Кто кому пишет, нельзя было понять, но было ясно, что в Самаробриве живет изменник из числа знатных эдуев. Вне всяких подозрений был один Дивитиак; его родные казались преданными Цезарю, но доверять им вполне было нельзя.
Мысли Валерия остановились на Литавике, но это было только подозрение, ничем не доказанное. Литавик был вергобретом города Кабиллона – лицом, подчиненным Дивитиаку, который в это время уже был главой всех эдуев и любимцем Цезаря как умнейшим (doctissimus) и образованнейшим среди дикарей.
Валерий легко понял, что трехлетним дубом назван Тасгет, верховный вергобрет карнутов (rex), возведенный в этот сан Цезарем три года тому назад на бессрочное время, а насадителем-волком – сам Цезарь. Карнуты решились убить своего вергобрета, Адэлла же подослана отравить Цезаря. Валерий все это сообразил и хотел пытать изменницу, но без разрешения Цезаря не решился, зная его слабость к прекрасному полу.
Когда Цезарю донесли, он велел скрыть это происшествие, чтобы не смутить дух войска известием о заговоре и не возбудить препирательств о наказании, заслуженном виновной. Приказав позвать к себе Фабия, Цезарь пригласил его идти вместе, не объясняя цели своей внезапной прогулки.
Они пришли за город, на то самое место, где утром Церинт удил рыбу; Адэлла, переодетая в женское платье, уже находилась там, с нею были только те, кто знал о ее поимке: Церинт, Ген-риг, Валерий и сотник аллоброгов Тан.
– Люций Фабий, – строго сказал Цезарь, – узнаешь ли ты эту женщину?
– Узнаю, Цезарь, – ответил сотник. – зачем она здесь? Неужели тебе угодно, чтобы я…
– Мне угодно только, чтобы ты видел, до чего довело ее твое легкомыслие.
Сотник хотел что-то возразить, но заметил грозное выражение лица императора и смолчал.
– Ты знаешь, Фабий, мое прошлое, – продолжал Цезарь, – в детстве я был обручен с Коссуцией, дочерью римского всадника. Когда мы выросли, то почувствовали друг к другу только детскую привычку. Коссуция вышла за другого, а я женился на дочери Цинны. Корнелия скончалась, родив мне дочь. Я женился вторично на племяннице Помпея и развелся вследствие того, что молва сплела ее имя с именем Клодия, а моя жена должна быть не только невинна, но и недоступна подозрению. Мой третий брак – с дочерью Сципиона.
Видишь, какие союзы заключал я. Мог ли бы я сделаться любимым главой армии, мог ли бы достигнуть могущества, если бы унизился до неравного брака? Нет. Родня жены важнее ее самой на пути служебной карьеры.
Ты, Фабий, мой любимец, не хотел подражать мне, твоему покровителю и учителю; не хотел даже посоветоваться со мной. Опасаюсь, что твоя карьера дальше сотника не пойдет. Женившись тайком от меня, ты обидел во мне не начальника, которому нет дела до браков подчиненных, а покровителя, заменившего тебе отца, с которым ты рассорился.

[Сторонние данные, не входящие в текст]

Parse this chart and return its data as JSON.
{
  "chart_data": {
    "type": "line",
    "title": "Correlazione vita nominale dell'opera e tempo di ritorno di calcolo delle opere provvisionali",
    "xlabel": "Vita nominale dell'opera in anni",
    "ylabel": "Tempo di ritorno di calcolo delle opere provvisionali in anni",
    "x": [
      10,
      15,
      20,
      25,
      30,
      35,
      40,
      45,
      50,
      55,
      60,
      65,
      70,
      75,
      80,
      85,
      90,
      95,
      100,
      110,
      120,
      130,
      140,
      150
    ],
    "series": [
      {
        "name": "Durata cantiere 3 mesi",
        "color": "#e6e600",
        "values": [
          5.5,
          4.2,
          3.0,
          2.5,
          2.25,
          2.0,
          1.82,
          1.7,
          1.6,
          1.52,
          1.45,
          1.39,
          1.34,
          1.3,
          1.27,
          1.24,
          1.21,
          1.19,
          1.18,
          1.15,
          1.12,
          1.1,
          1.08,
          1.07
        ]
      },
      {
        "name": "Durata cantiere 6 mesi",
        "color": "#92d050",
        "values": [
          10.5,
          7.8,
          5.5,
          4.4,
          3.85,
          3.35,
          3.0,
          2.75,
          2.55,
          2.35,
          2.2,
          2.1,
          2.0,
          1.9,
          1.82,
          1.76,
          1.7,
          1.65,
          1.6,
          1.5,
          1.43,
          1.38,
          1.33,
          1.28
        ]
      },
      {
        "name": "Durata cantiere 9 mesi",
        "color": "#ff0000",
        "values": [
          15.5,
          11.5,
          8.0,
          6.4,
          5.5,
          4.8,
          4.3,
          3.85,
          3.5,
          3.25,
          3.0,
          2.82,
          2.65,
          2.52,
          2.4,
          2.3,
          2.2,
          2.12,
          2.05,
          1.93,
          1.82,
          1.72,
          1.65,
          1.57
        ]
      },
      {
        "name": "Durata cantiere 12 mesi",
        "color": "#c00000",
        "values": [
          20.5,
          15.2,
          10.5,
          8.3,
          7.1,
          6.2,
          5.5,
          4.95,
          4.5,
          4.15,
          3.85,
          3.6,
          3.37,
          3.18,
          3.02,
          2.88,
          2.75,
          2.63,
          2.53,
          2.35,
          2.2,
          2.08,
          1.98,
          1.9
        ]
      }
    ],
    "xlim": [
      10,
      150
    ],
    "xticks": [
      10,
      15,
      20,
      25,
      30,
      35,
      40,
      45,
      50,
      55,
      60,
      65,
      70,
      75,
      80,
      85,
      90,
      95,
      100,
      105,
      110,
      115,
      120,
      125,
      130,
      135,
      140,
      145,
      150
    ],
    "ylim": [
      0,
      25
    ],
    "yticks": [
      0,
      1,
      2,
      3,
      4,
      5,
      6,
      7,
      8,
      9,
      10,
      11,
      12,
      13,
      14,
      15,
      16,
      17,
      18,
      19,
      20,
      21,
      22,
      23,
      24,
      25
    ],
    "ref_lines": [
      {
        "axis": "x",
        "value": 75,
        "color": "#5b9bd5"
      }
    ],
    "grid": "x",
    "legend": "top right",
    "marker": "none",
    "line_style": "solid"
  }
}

Если бы я узнал о твоем браке раньше случившегося скандала, то Адэлла теперь не стояла бы под стражей, но я узнал об этом, когда ты уже оскорбил ее, коварно презрев все ее благодеяния. Я сам любил, Фабий, многих любил, но никого ни разу не обидел, как ты эту нечастную маркитантку, жертвовавшую целых шесть лет всеми благами для тебя. Любовь подобна войне[64], мой друг; в ней также без причин нельзя враждовать или дружить. Разве я мог бы покорить Галлию, если бы без всякой причины заключал союзы с врагами моих союзников тайком от них, даже не сообразив, за что я им изменяю?! Так и в любви нельзя поступать опрометчиво, покидая ни за что ни про что женщину, даже не объяснив ей причин, не утешив ее, не подготовив к предстоящему ей горю, и какую женщину – которой ты многим обязан. Тебе было стыдно просить взаймы явно у Цезаря, но не постыдился ты тайно брать у маркитантки! Эх, Фабий, не ожидал я от тебя этого.

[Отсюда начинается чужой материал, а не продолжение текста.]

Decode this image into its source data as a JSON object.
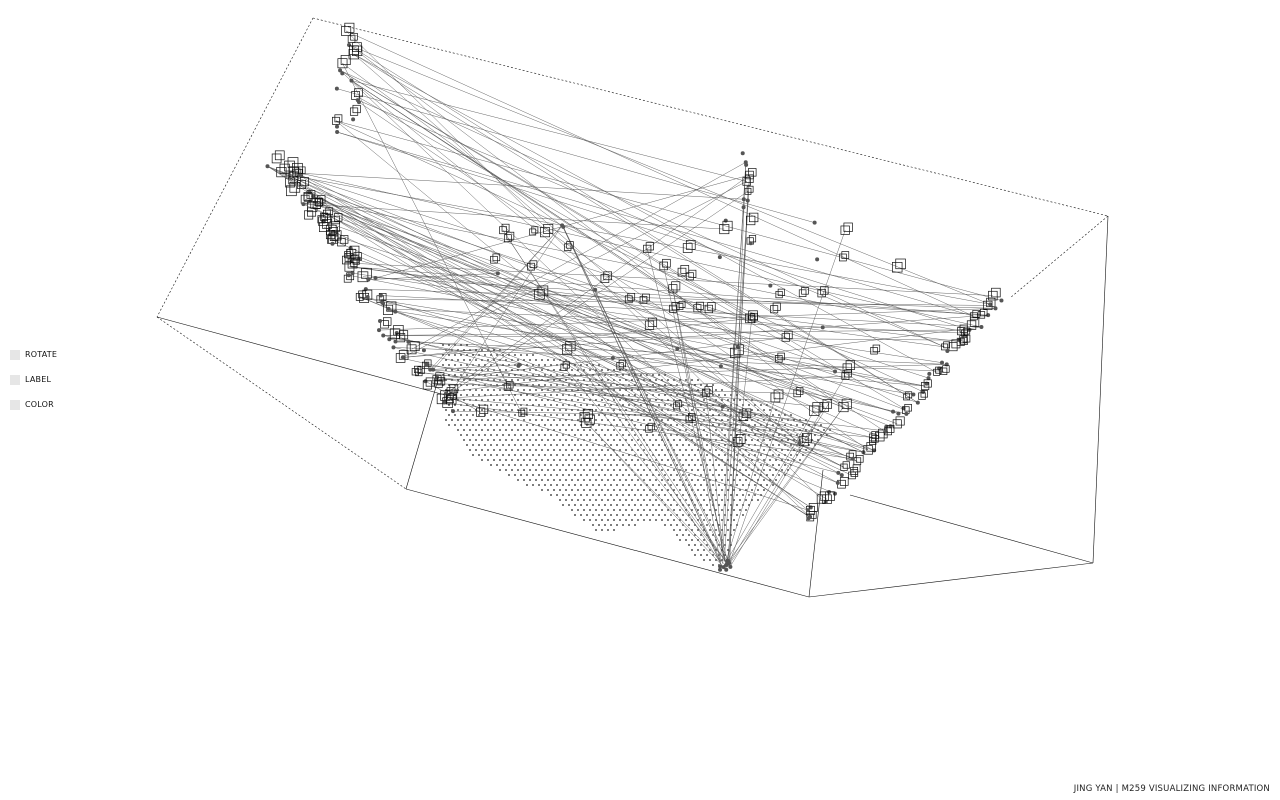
{
  "controls": [
    {
      "label": "ROTATE"
    },
    {
      "label": "LABEL"
    },
    {
      "label": "COLOR"
    }
  ],
  "credit": "JING YAN | M259 VISUALIZING INFORMATION",
  "colors": {
    "background": "#ffffff",
    "ink": "#111111",
    "link": "#555555",
    "control_box": "#e6e6e6"
  }
}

Узнав о твоей внезапной измене, неблагодарный, она в порыве гнева сожгла ваш брачный контракт и этим лишила детей отца; они будут воспитаны как отпущенники при моем обозе, и никто не посмеет сказать им об их происхождении. А она… взгляни, до чего дошла эта бедная женщина! Ненавидя тебя, она предалась врагам, решив за вину одного губить тысячи, и покусилась на мою жизнь.
Все молчали, внимательно слушая слова грозного и доброго императора, искренне жалевшего даже врагов своих[65].
Цезарь грустно обратился к Адэлле:
– Адэлла, как частный человек я охотно простил бы тебя, но как император Галлии – не могу. Все, что можно сделать для облегчения твоей участи, я сделаю. Предоставленная трибуналу военного суда, ты была бы сначала подвергнута жестокой пытке, а потом, безусловно, осуждена на смерть. Если бы ты была римской рабыней, тебя ждал бы крест; как римлянку свободную, тебя ждала бы петля; ты галлиянка, свободная гражданка Женевы, поэтому тебя после суда ожидает сожжение заживо на костре. Страдания даже врагов моих не тешат меня; без особенных причин я не прибегаю к жестокости.
Я произношу тебе, Адэлла, приговор без огласки; избавлю тебя от предварительной пытки, не нуждаясь в знании: кто этот эдуйский сокол, которому ты несла письмо, и определяю тебе смерть без мук посредством утопления.
Адэлла глубоко вздохнула; медленно подняла понуренную голову и тихо сказала:
– Люций Фабий довел меня до этого… Я любила… я была верна…
– Где Маб? Что ты сделала с ней? – отрывисто спросил несчастный сотник, вздрогнув.
– Маб – моя сольдурия… Она не переживет меня… в Ардуэнском лесу над могилой Бренна мы обреклись друг другу во имя нашей общей мести.
Фабий, все еще любивший королеву, вскрикнул и упал к ногам Цезаря.
– Божественный Юлий, пощади эту женщину! Маб погибнет!
– Фабий, встань! – резко и повелительно ответил император. – Я не гублю друзей в угоду женщинам и не спасаю врагов ради них. Пусть Маб гибнет, исполняя свою дикарскую клятву, если свет римской цивилизации за целых шесть лет плена не просветил ее! Палач, исполни твой долг!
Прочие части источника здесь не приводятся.